Be Less Polite

The nicest thing you can say to your friend is “Fuck you!” Not when you’re actually mad, but when you’re goofing around and they just got you good, and you’re acknowledging that yeah, you’re owned. That “fuck you” says “We are in a circle of trust and intimacy, and because of this we do not need to be polite.”

“Polite” is good, it’s how strangers and acquaintances and fellow professionals keep things running smoothly. But it has limits. To be polite is to maintain distance. It’s the tiny apologies we whisper when we accidentally brush against a stranger. It’s the “dear” that starts an email and the “sincerely” that closes it. It’s the invasive questions we don’t ask during small talk.

Dropping the politeness is an honour. It doesn’t mean being a dick. It means you trade “hello” for “hey.” You pee with the door open and you poop when your partner’s at home. You ask “Are you two planning to have children?” because you’re close friends and they could ask the same of you. You let them pick up the check sometimes.

It doesn’t mean you start being a dick — no, it means you’re nicer to the other person. All the pretences you drop, they drop too. You let them ask you nosy questions. You let them impose. You still respect them, but now you also bring them closer.

CD Baby founder Derek Sivers calls it being meta-considerate. Being considerate, he says, means showering someone with attention and gifts to win their love. Being meta-considerate means treating them like your much-beloved equal, letting them chase you back.

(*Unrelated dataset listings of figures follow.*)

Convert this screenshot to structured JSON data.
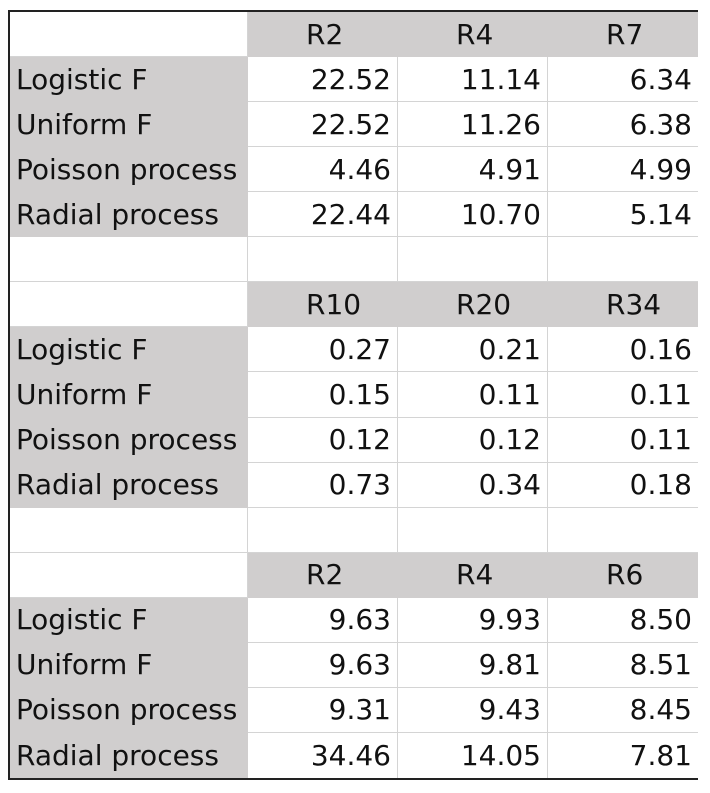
{
  "blocks": [
    {
      "headers": [
        "R2",
        "R4",
        "R7"
      ],
      "rows": [
        {
          "label": "Logistic F",
          "values": [
            "22.52",
            "11.14",
            "6.34"
          ]
        },
        {
          "label": "Uniform F",
          "values": [
            "22.52",
            "11.26",
            "6.38"
          ]
        },
        {
          "label": "Poisson process",
          "values": [
            "4.46",
            "4.91",
            "4.99"
          ]
        },
        {
          "label": "Radial process",
          "values": [
            "22.44",
            "10.70",
            "5.14"
          ]
        }
      ]
    },
    {
      "headers": [
        "R10",
        "R20",
        "R34"
      ],
      "rows": [
        {
          "label": "Logistic F",
          "values": [
            "0.27",
            "0.21",
            "0.16"
          ]
        },
        {
          "label": "Uniform F",
          "values": [
            "0.15",
            "0.11",
            "0.11"
          ]
        },
        {
          "label": "Poisson process",
          "values": [
            "0.12",
            "0.12",
            "0.11"
          ]
        },
        {
          "label": "Radial process",
          "values": [
            "0.73",
            "0.34",
            "0.18"
          ]
        }
      ]
    },
    {
      "headers": [
        "R2",
        "R4",
        "R6"
      ],
      "rows": [
        {
          "label": "Logistic F",
          "values": [
            "9.63",
            "9.93",
            "8.50"
          ]
        },
        {
          "label": "Uniform F",
          "values": [
            "9.63",
            "9.81",
            "8.51"
          ]
        },
        {
          "label": "Poisson process",
          "values": [
            "9.31",
            "9.43",
            "8.45"
          ]
        },
        {
          "label": "Radial process",
          "values": [
            "34.46",
            "14.05",
            "7.81"
          ]
        }
      ]
    }
  ]
}
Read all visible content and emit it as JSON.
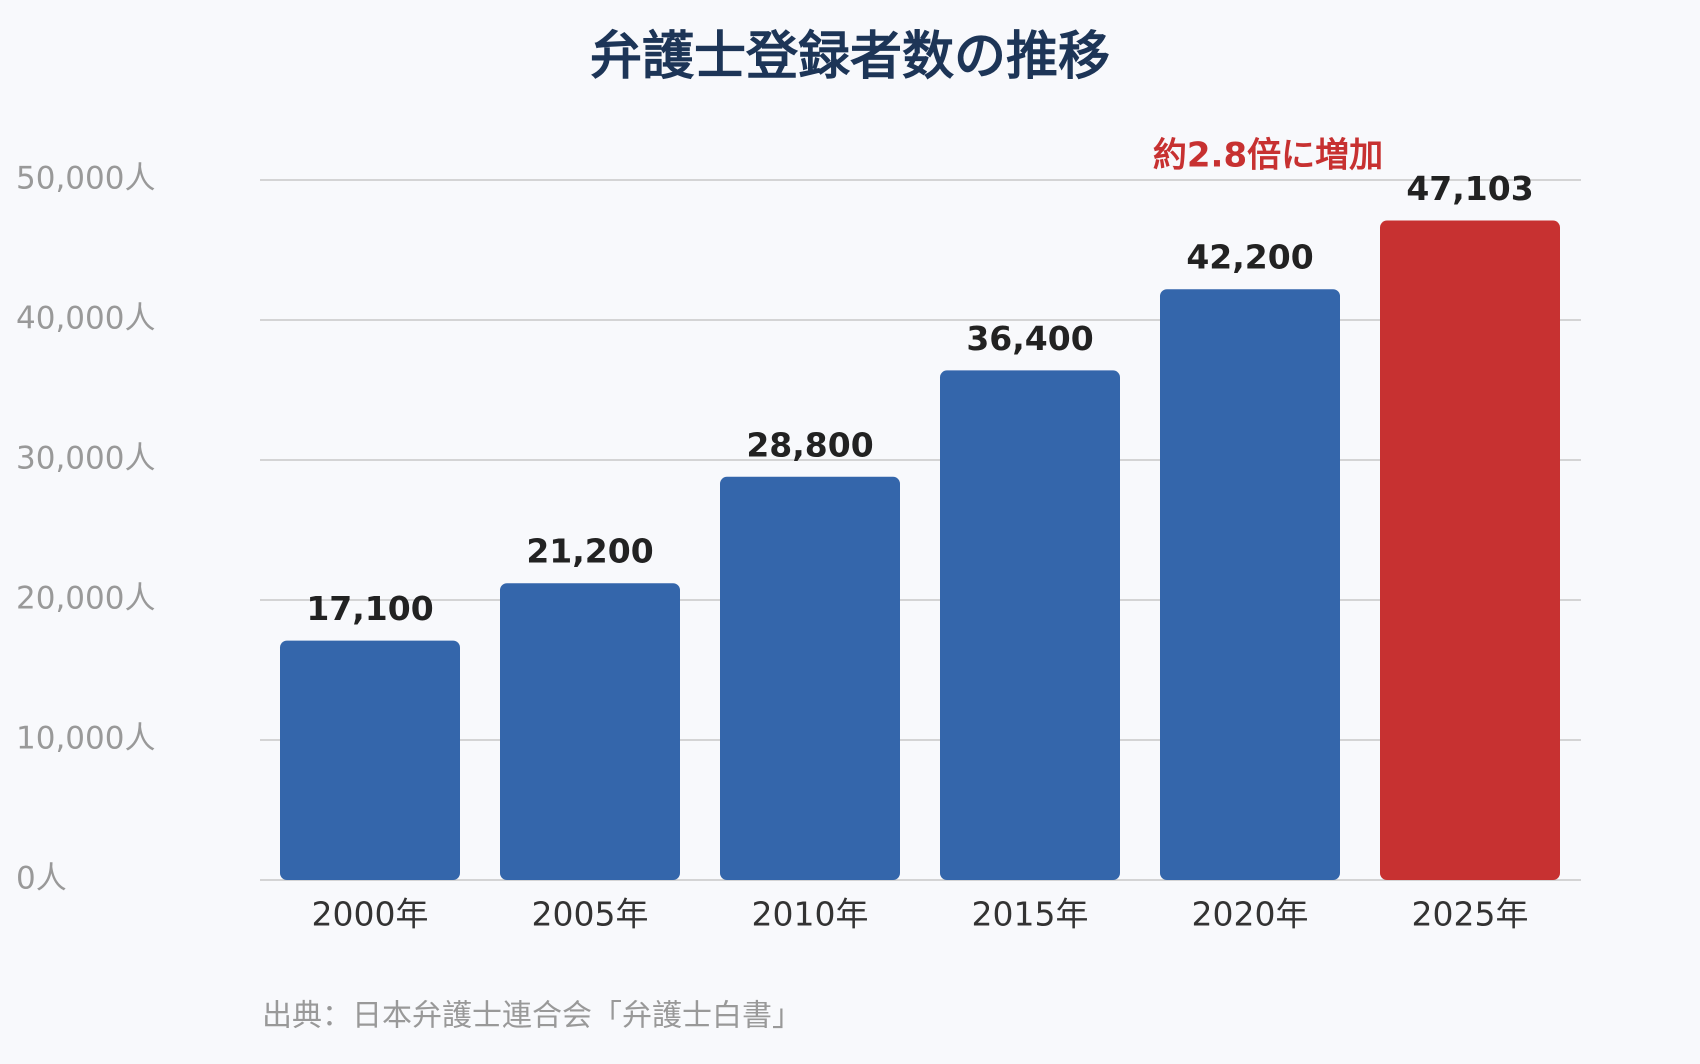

There’s a balance, of course; there’s always a balance. Sometimes your friend is actually too rude, sometimes you misunderstand your relationship, sometimes you forget to check for cues and you embarrass yourself. That’s life, that’s the basis of every sitcom, that’s the dance we all play. Would that we could all be perfect rationalists or a Star Trek planet of involuntary telepaths. And it is a dance, to follow and lead — to be the first to bring a toothbrush to their place, to crack the first “my kids suck” joke to your fellow parents, to join in on the roast in the group chat.

You can even be meta-considerate to strangers. You can break through the polite silence to crack a joke or compliment them. Anything that bends normal etiquette so that you can do something nice. Hitting on a stranger, criticising them, or getting way too nosy is not meta-considerate.

Pointing out a shortcut or waving hello to their baby is meta-considerate. Personally I think it’s meta-considerate to not say “bless you,” but I recognise that I’m ahead of my time.

You can also pay attention to the difference between “technically polite” — like letting pedestrians ahead of your car even when you have the right of way — and “practically polite” — like following the normal traffic rules so no one has to enter a weird “no, after you!” stand-off at the crosswalk.

And every so often, you can be really nice to your friends, and tell them, “Fuck you!” Adjust, of course, to your comfort level.